Most of the virtual reality demos available to consumers are simple games, where the user has to follow a fairly precise route through the experience. Others use 360 degree footage from bungee jumps or other extreme sports. You can imagine how this would be extended to sectors where experience is king – home buying or cheap holiday tours using headsets.

In some specialist contexts, virtual reality is already improving people's lives. Virtual reality used in laparoscopic surgery reduces surgery time and improves the performance of trainee surgeons. Virtual reality experiments where the race of the participant is changed has been shown to reduce implicit racial bias.

But it is in education and journalism that the first massive and socially valuable projects could come about. Schools could use Cardboard to take children on virtual expeditions, not just to the zoo but into the Milky Way. Virtual reality employed in Chris Milk's Clouds Over Sidra 360-degree film from a refugee camp in Jordan recently won the Interactive Award at the Sheffield Documentary Festival. A future where this kind of experience is possible in almost real time could revolutionise current affairs broadcasting.
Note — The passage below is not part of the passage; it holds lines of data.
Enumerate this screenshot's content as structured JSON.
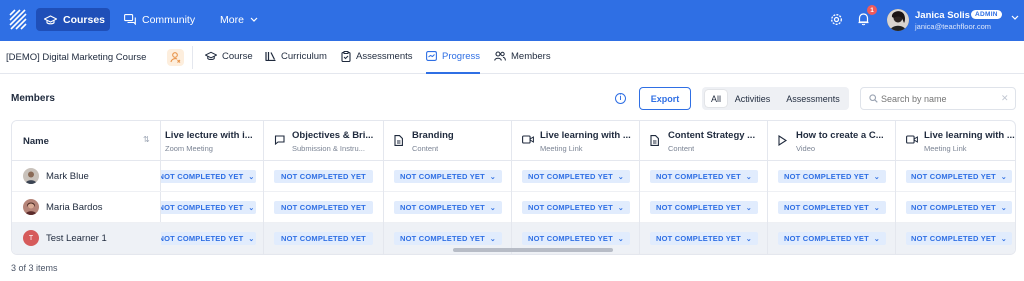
{
  "topnav": {
    "courses_label": "Courses",
    "community_label": "Community",
    "more_label": "More",
    "notification_count": "1",
    "user_name": "Janica Solis",
    "user_badge": "ADMIN",
    "user_email": "janica@teachfloor.com",
    "accent_color": "#2f6fe4"
  },
  "coursebar": {
    "course_title": "[DEMO] Digital Marketing Course",
    "tabs": [
      {
        "label": "Course",
        "icon": "graduation-cap-icon"
      },
      {
        "label": "Curriculum",
        "icon": "library-icon"
      },
      {
        "label": "Assessments",
        "icon": "clipboard-icon"
      },
      {
        "label": "Progress",
        "icon": "progress-icon",
        "active": true
      },
      {
        "label": "Members",
        "icon": "users-icon"
      }
    ]
  },
  "members": {
    "title": "Members",
    "export_label": "Export",
    "filters": [
      "All",
      "Activities",
      "Assessments"
    ],
    "active_filter": "All",
    "search_placeholder": "Search by name",
    "items_count": "3 of 3 items"
  },
  "table": {
    "name_header": "Name",
    "columns": [
      {
        "title": "Live lecture with i...",
        "subtitle": "Zoom Meeting",
        "icon": "none"
      },
      {
        "title": "Objectives & Bri...",
        "subtitle": "Submission & Instru...",
        "icon": "comment-icon"
      },
      {
        "title": "Branding",
        "subtitle": "Content",
        "icon": "document-icon"
      },
      {
        "title": "Live learning with ...",
        "subtitle": "Meeting Link",
        "icon": "video-icon"
      },
      {
        "title": "Content Strategy ...",
        "subtitle": "Content",
        "icon": "document-icon"
      },
      {
        "title": "How to create a C...",
        "subtitle": "Video",
        "icon": "play-icon"
      },
      {
        "title": "Live learning with ...",
        "subtitle": "Meeting Link",
        "icon": "video-icon"
      }
    ],
    "rows": [
      {
        "name": "Mark Blue",
        "avatar": "photo"
      },
      {
        "name": "Maria Bardos",
        "avatar": "photo"
      },
      {
        "name": "Test Learner 1",
        "avatar": "T"
      }
    ],
    "status_label": "NOT COMPLETED YET"
  }
}
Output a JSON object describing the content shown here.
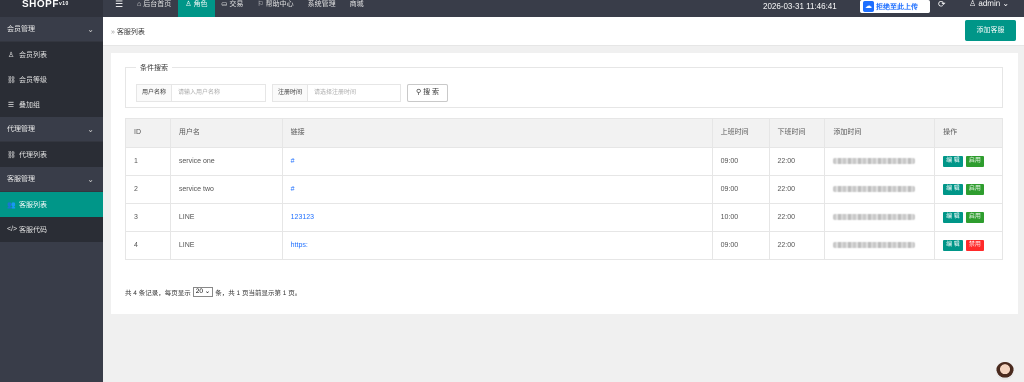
{
  "app": {
    "logo": "SHOPF",
    "version": "v10"
  },
  "topnav": {
    "items": [
      {
        "icon": "home-icon",
        "glyph": "⌂",
        "label": "后台首页",
        "active": false
      },
      {
        "icon": "user-icon",
        "glyph": "♙",
        "label": "角色",
        "active": true
      },
      {
        "icon": "trade-icon",
        "glyph": "⛀",
        "label": "交易",
        "active": false
      },
      {
        "icon": "flag-icon",
        "glyph": "⚐",
        "label": "帮助中心",
        "active": false
      },
      {
        "icon": "",
        "glyph": "",
        "label": "系统管理",
        "active": false
      },
      {
        "icon": "",
        "glyph": "",
        "label": "商城",
        "active": false
      }
    ],
    "datetime": "2026-03-31 11:46:41",
    "upload_label": "拒绝至此上传",
    "user_name": "admin"
  },
  "sidebar": {
    "groups": [
      {
        "label": "会员管理",
        "items": [
          {
            "icon": "user-icon",
            "glyph": "♙",
            "label": "会员列表",
            "active": false
          },
          {
            "icon": "link-icon",
            "glyph": "⛓",
            "label": "会员等级",
            "active": false
          },
          {
            "icon": "list-icon",
            "glyph": "☰",
            "label": "叠加组",
            "active": false
          }
        ]
      },
      {
        "label": "代理管理",
        "items": [
          {
            "icon": "link-icon",
            "glyph": "⛓",
            "label": "代理列表",
            "active": false
          }
        ]
      },
      {
        "label": "客服管理",
        "items": [
          {
            "icon": "users-icon",
            "glyph": "👥",
            "label": "客服列表",
            "active": true
          },
          {
            "icon": "code-icon",
            "glyph": "</>",
            "label": "客服代码",
            "active": false
          }
        ]
      }
    ]
  },
  "breadcrumb": {
    "sep": "»",
    "label": "客服列表"
  },
  "add_button": "添加客服",
  "search": {
    "legend": "条件搜索",
    "username_label": "用户名称",
    "username_placeholder": "请输入用户名称",
    "regtime_label": "注册时间",
    "regtime_placeholder": "请选择注册时间",
    "search_button": "搜 索"
  },
  "table": {
    "headers": [
      "ID",
      "用户名",
      "链接",
      "上班时间",
      "下班时间",
      "添加时间",
      "操作"
    ],
    "rows": [
      {
        "id": "1",
        "username": "service one",
        "link": "#",
        "start": "09:00",
        "end": "22:00",
        "edit": "编 辑",
        "toggle": "启用",
        "toggle_type": "on"
      },
      {
        "id": "2",
        "username": "service two",
        "link": "#",
        "start": "09:00",
        "end": "22:00",
        "edit": "编 辑",
        "toggle": "启用",
        "toggle_type": "on"
      },
      {
        "id": "3",
        "username": "LINE",
        "link": "123123",
        "start": "10:00",
        "end": "22:00",
        "edit": "编 辑",
        "toggle": "启用",
        "toggle_type": "on"
      },
      {
        "id": "4",
        "username": "LINE",
        "link": "https:",
        "start": "09:00",
        "end": "22:00",
        "edit": "编 辑",
        "toggle": "禁用",
        "toggle_type": "off"
      }
    ]
  },
  "pager": {
    "prefix": "共 4 条记录，每页显示",
    "per_page": "20",
    "suffix": "条，共 1 页当前显示第 1 页。"
  },
  "colors": {
    "accent": "#009688",
    "topbar": "#393d49",
    "link": "#1e6fff",
    "danger": "#ff2a2a",
    "success": "#2e9d2e"
  }
}
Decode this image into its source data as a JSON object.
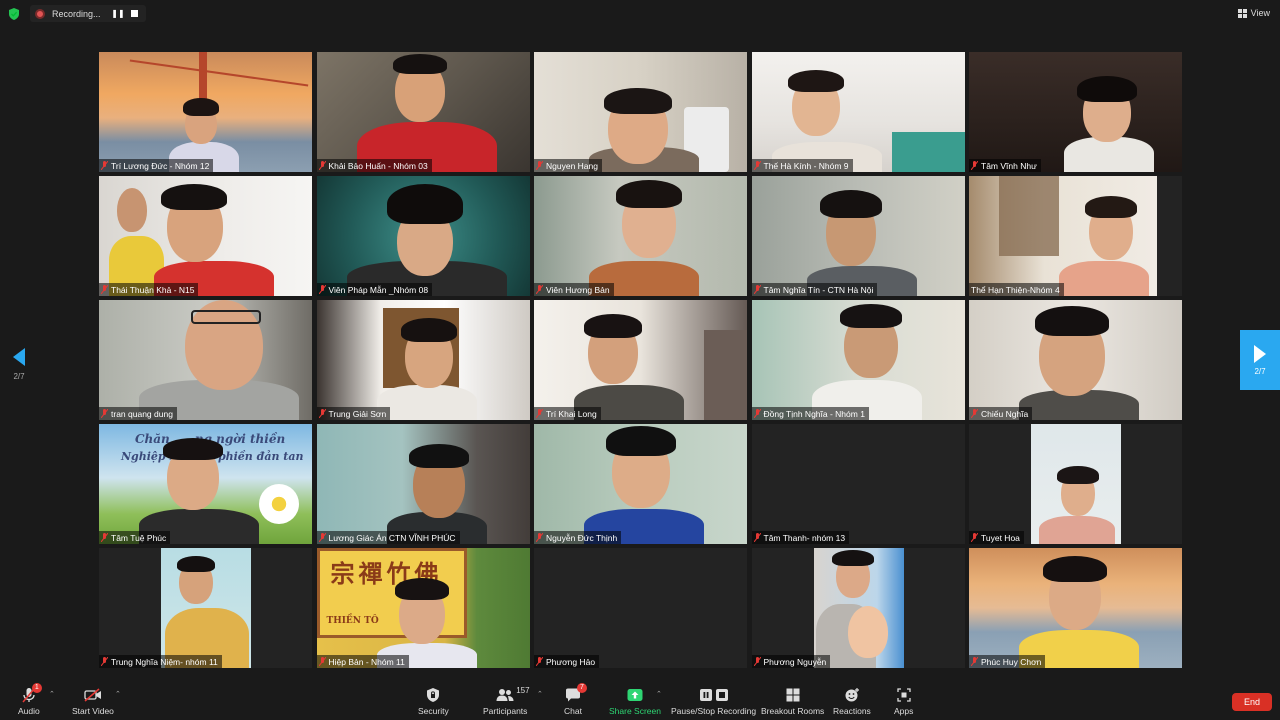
{
  "recording": {
    "text": "Recording...",
    "pause_icon": "pause-icon",
    "stop_icon": "stop-icon"
  },
  "view": {
    "label": "View"
  },
  "pagination": {
    "current": "2/7"
  },
  "participants": [
    {
      "name": "Trí Lương Đức - Nhóm 12"
    },
    {
      "name": "Khải Bảo Huấn - Nhóm 03"
    },
    {
      "name": "Nguyen Hang"
    },
    {
      "name": "Thế Hà Kính - Nhóm 9"
    },
    {
      "name": "Tâm Vĩnh Như"
    },
    {
      "name": "Thái Thuận Khả - N15"
    },
    {
      "name": "Viên Pháp Mẫn _Nhóm 08"
    },
    {
      "name": "Viên Hương Bản"
    },
    {
      "name": "Tâm Nghĩa Tín - CTN Hà Nội"
    },
    {
      "name": "Thể Hạn Thiện-Nhóm 4"
    },
    {
      "name": "tran quang dung"
    },
    {
      "name": "Trung Giải Sơn"
    },
    {
      "name": "Trí Khai Long"
    },
    {
      "name": "Đồng Tịnh Nghĩa - Nhóm 1"
    },
    {
      "name": "Chiếu Nghĩa"
    },
    {
      "name": "Tâm Tuệ Phúc"
    },
    {
      "name": "Lương Giác Án CTN VĨNH PHÚC"
    },
    {
      "name": "Nguyễn Đức Thịnh"
    },
    {
      "name": "Tâm Thanh- nhóm 13"
    },
    {
      "name": "Tuyet Hoa"
    },
    {
      "name": "Trung Nghĩa Niệm- nhóm 11"
    },
    {
      "name": "Hiệp Bản - Nhóm 11"
    },
    {
      "name": "Phương Hảo"
    },
    {
      "name": "Phương Nguyễn"
    },
    {
      "name": "Phúc Huy Chơn"
    }
  ],
  "tile_background_text": {
    "banner_line1": "Chăn      ng ngời thiền",
    "banner_line2": "Nghiệp xa       i phiền đản tan",
    "sign_top": "宗禪竹佛",
    "sign_bottom": "THIỀN TÔ          ANG"
  },
  "toolbar": {
    "audio": {
      "label": "Audio",
      "badge": "1"
    },
    "video": {
      "label": "Start Video"
    },
    "security": {
      "label": "Security"
    },
    "participants": {
      "label": "Participants",
      "count": "157"
    },
    "chat": {
      "label": "Chat",
      "badge": "7"
    },
    "share": {
      "label": "Share Screen"
    },
    "record": {
      "label": "Pause/Stop Recording"
    },
    "breakout": {
      "label": "Breakout Rooms"
    },
    "reactions": {
      "label": "Reactions"
    },
    "apps": {
      "label": "Apps"
    },
    "end": {
      "label": "End"
    }
  },
  "colors": {
    "accent": "#2aa8f0",
    "end": "#d93025",
    "share": "#2ed573",
    "mute": "#e53935"
  }
}
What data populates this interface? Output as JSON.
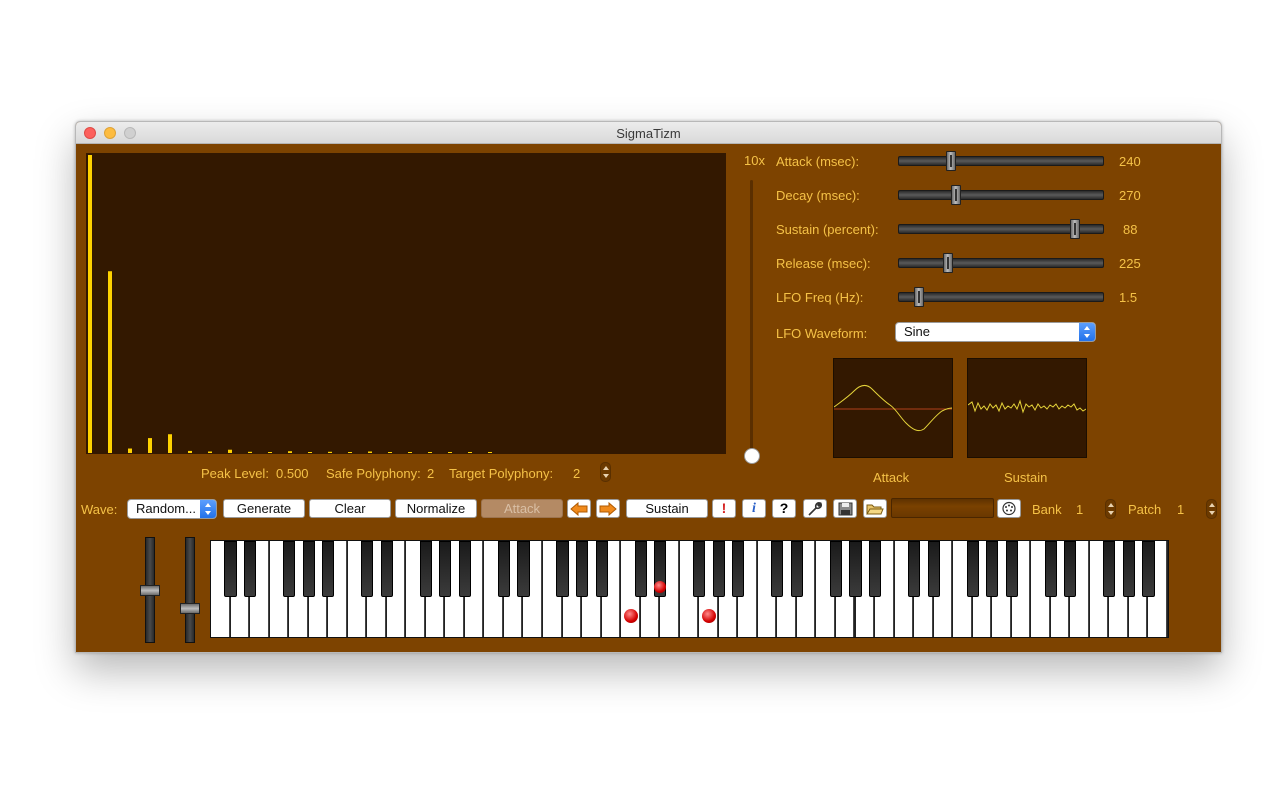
{
  "window": {
    "title": "SigmaTizm"
  },
  "spectrum": {
    "scale_label": "10x",
    "bar_color": "#ffd200",
    "bars": [
      1.0,
      0.61,
      0.015,
      0.05,
      0.063,
      0.007,
      0.005,
      0.011,
      0.004,
      0.003,
      0.006,
      0.003,
      0.004,
      0.002,
      0.005,
      0.003,
      0.002,
      0.003,
      0.002,
      0.002,
      0.001
    ],
    "scale_slider_value": 0.0
  },
  "status": {
    "peak_label": "Peak Level:",
    "peak_value": "0.500",
    "safe_poly_label": "Safe Polyphony:",
    "safe_poly_value": "2",
    "target_poly_label": "Target Polyphony:",
    "target_poly_value": "2"
  },
  "envelope": {
    "attack": {
      "label": "Attack (msec):",
      "value": "240",
      "position": 0.24
    },
    "decay": {
      "label": "Decay (msec):",
      "value": "270",
      "position": 0.27
    },
    "sustain": {
      "label": "Sustain (percent):",
      "value": "88",
      "position": 0.88
    },
    "release": {
      "label": "Release (msec):",
      "value": "225",
      "position": 0.225
    },
    "lfo_freq": {
      "label": "LFO Freq (Hz):",
      "value": "1.5",
      "position": 0.075
    },
    "lfo_waveform_label": "LFO Waveform:",
    "lfo_waveform_value": "Sine"
  },
  "previews": {
    "attack_label": "Attack",
    "sustain_label": "Sustain",
    "trace_color": "#e6d43a"
  },
  "toolbar": {
    "wave_label": "Wave:",
    "wave_value": "Random...",
    "generate": "Generate",
    "clear": "Clear",
    "normalize": "Normalize",
    "attack": "Attack",
    "sustain": "Sustain",
    "bank_label": "Bank",
    "bank_value": "1",
    "patch_label": "Patch",
    "patch_value": "1",
    "icons": [
      "arrow-left-icon",
      "arrow-right-icon",
      "exclamation-icon",
      "info-icon",
      "help-icon",
      "wrench-icon",
      "save-icon",
      "folder-open-icon",
      "midi-icon"
    ]
  },
  "keyboard": {
    "white_keys": 49,
    "pressed_white": [
      21,
      25
    ],
    "pressed_black": [
      [
        22,
        23
      ]
    ],
    "faders": {
      "pitch_bend": 0.5,
      "modulation": 0.7
    }
  }
}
Imagine sitting on the bus, unfolding your portable headset, and settling in to watch a three-minute stereoscopic report from an earthquake on another continent. This kind of presence in news stories might inspire a new sense of civic duty; or the immediacy of a tragedy might make you want to throw away the kit.

Smashing the screen

There is another generation of technologies that creates layers of reality in even more ambitious ways.

Augmented reality specialists Magic Leap are getting hyped in Hollywood as much as in Silicon Valley, by promising to make layers of augmentation over your everyday reality. There are also more intimate consumer technologies that mediate between the reality you perceive and your brain's reaction. The team behind the Thync plastic patch claim to be able to offer a calming effect in times of stress and an energy boost when concentration levels slump.

These create the potential for ever stranger feedback loops between reality and perception. What does it mean if neurological response and the world around us can now be overlaid on that world? Luciana Haill’s immersive art work Phrontesterion takes output from an audience member's brain activity and makes this part of their experience. She is starting to play with these new kinds of interactions that haven't found a home in our everyday lives just yet.

The possibilities of these technologies are vast. They disrupt our most immediate perceptions of reality, possibly to the point that we lose a clear sense of what we mean by reality.

Making the most of the pregnant pause

New headsets or brain-tracking devices could do many things. We're still playing around with possibilities – wrestling with the ways these change our realities. It makes it hard to pinpoint the most valuable uses for this new range of technologies.

But this is also an opportunity. Karl Popper worried about how much predictions can affect their own realisation: "I suggest the name 'Oedipus effect' for the influence of the prediction upon the predicted event (or, more generally, for the influence of an item of information upon the situation to which the information refers), whether this influence tends to bring about the predicted event, or whether it tends to prevent it."

This idea came from The Poverty of Historicism, his criticism of the kind of social science that sees historical prediction as its principal aim. But it can be applied more widely. By adding to the predictions for virtual reality, we can widen the ways it is used. We can use the Oedipus effect to our advantage.

There is huge investment in virtual reality technology. There are some clear early wins in existing markets such as the mainstream games industry. But then things get less easy to predict. And in the middle of this mess, there is a moment to sit back and think about what we really want to do. Let's not just fall back on virtual realities that are part of easy-to-reach fictions: OASIS in Ready Player One or the Metaverse in Neal Stephenson's Snow Crash. Let's play out the potential DIY virtual worlds of High Fidelity or what comes next after a virtual reality film that makes tech journalists cry.